To assess the functional effects of the JOAG-related EFEMP1variants, we hypothesized that these variants could cause protein misfolding, aggregation and intracellular retention similar to that observed for the p.Arg345Trp MLVT/DHRD variant and for JOAG-relatedMYOC mutations. To test this hypothesis we transfected COS7 cells with Gateway destination expression vectors (pCAG-V5-IRES-EGFP) (Zhang et al., 2012) for wildtype EFEMP1 cDNA, the three JOAG-relatedEFEMP1 variants, and also the MLVT/DHRD variant (p.Arg345Trp) and the POAG-related variant (p.Arg140Trp). Imaging transfected cells showed that wild type EFEMP1 was distributed throughout the cell, while significant intracellular aggregation was observed for each JOAG-related variant (Figure 4). Co-localization with an endoplasmic reticulum (ER) marker, CellLight™ ER-RFP, BacMam 2.0 (Invitrogen, Carlsbad, CA), suggests that EFEMP1 protein aggregates are formed in the vicinity of the ER. In contrast, the p.Arg345Trp variant exhibited more diffuse cellular distribution as did the POAG related variant p.Arg140Trp.

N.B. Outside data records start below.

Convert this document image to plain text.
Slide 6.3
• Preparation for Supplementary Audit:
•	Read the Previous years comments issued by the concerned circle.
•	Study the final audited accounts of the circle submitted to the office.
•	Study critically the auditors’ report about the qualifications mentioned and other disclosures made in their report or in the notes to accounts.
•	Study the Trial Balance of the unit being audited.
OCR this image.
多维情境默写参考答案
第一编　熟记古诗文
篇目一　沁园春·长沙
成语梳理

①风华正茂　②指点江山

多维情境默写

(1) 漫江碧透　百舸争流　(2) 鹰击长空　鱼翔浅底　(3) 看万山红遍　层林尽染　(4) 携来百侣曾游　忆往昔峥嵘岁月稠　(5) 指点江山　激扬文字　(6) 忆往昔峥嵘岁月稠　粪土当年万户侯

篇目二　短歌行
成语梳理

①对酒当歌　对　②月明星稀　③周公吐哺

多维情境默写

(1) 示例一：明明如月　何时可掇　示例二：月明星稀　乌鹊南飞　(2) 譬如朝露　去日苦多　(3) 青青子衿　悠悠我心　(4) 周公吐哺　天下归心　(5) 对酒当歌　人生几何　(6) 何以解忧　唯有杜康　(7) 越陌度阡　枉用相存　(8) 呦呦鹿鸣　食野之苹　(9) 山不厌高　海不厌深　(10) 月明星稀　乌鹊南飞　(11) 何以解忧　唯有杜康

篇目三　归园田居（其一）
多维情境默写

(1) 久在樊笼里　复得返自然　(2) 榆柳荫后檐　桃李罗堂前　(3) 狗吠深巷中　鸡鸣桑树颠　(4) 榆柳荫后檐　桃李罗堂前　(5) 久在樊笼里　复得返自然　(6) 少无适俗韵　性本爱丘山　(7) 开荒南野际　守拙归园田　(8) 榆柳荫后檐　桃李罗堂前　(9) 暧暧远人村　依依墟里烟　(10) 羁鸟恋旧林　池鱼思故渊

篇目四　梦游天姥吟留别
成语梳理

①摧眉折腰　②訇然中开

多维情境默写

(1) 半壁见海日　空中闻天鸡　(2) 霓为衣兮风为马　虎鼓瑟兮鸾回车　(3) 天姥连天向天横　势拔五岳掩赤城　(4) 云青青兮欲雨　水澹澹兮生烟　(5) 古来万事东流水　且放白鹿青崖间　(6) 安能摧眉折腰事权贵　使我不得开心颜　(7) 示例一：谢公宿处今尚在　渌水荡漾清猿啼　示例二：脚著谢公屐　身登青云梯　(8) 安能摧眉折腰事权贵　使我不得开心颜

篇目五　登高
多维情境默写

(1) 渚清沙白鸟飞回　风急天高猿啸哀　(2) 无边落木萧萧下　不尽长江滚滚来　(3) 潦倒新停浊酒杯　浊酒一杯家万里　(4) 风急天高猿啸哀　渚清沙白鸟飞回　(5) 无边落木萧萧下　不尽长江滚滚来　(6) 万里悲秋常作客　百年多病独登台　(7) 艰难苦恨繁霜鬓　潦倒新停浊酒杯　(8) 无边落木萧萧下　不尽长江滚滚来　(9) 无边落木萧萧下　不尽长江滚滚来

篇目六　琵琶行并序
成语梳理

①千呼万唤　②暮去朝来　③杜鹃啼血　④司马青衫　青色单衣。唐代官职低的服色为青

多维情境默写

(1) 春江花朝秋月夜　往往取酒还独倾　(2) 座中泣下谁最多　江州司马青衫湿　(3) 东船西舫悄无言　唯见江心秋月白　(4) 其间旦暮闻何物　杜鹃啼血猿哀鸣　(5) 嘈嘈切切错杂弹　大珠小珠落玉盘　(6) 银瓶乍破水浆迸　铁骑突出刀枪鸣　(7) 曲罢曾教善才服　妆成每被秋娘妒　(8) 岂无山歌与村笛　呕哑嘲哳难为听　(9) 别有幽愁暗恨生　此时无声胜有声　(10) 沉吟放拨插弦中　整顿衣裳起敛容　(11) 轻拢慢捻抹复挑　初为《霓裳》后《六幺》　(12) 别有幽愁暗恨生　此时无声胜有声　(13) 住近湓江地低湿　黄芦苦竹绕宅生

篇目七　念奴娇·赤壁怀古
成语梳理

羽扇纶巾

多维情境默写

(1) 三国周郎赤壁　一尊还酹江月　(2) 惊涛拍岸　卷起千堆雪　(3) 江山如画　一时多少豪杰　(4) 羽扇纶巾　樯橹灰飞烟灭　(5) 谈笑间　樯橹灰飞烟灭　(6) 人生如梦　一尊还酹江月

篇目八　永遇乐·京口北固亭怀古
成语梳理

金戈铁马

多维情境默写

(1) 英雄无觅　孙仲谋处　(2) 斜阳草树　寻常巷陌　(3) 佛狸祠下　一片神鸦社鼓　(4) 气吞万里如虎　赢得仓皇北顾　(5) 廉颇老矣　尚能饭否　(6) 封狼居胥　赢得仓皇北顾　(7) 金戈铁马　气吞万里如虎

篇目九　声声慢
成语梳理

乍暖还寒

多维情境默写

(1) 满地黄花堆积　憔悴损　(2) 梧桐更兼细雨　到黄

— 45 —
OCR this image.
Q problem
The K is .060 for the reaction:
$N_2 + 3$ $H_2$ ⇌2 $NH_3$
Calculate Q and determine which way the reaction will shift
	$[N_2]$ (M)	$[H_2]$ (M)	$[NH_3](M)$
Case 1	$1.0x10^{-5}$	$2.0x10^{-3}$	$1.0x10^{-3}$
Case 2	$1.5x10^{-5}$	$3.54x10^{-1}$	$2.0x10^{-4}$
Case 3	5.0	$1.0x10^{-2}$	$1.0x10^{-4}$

To measure intracellular protein retention, we collected an equal number of transfected cells from experiments using the wild type vector, the 3 JOAG-related vectors and the p.Arg345Trp and p.Arg140Trp vectors. Using Western blot assays (Figure 5A, Figure S1) we determined the fraction of EFEMP1 protein retained within the cell in comparison to overall protein and relative to wild type protein (Figure 5B). Compared to wild type cells intracellular EFEMP1 protein was significantly increased for all three of the JOAG-related variants (P< 0.05). JOAG-related intracellular protein was also increased compared to the MLVT/DHRD variant p.Arg345Trp and the POAG-related p.Arg140Trp.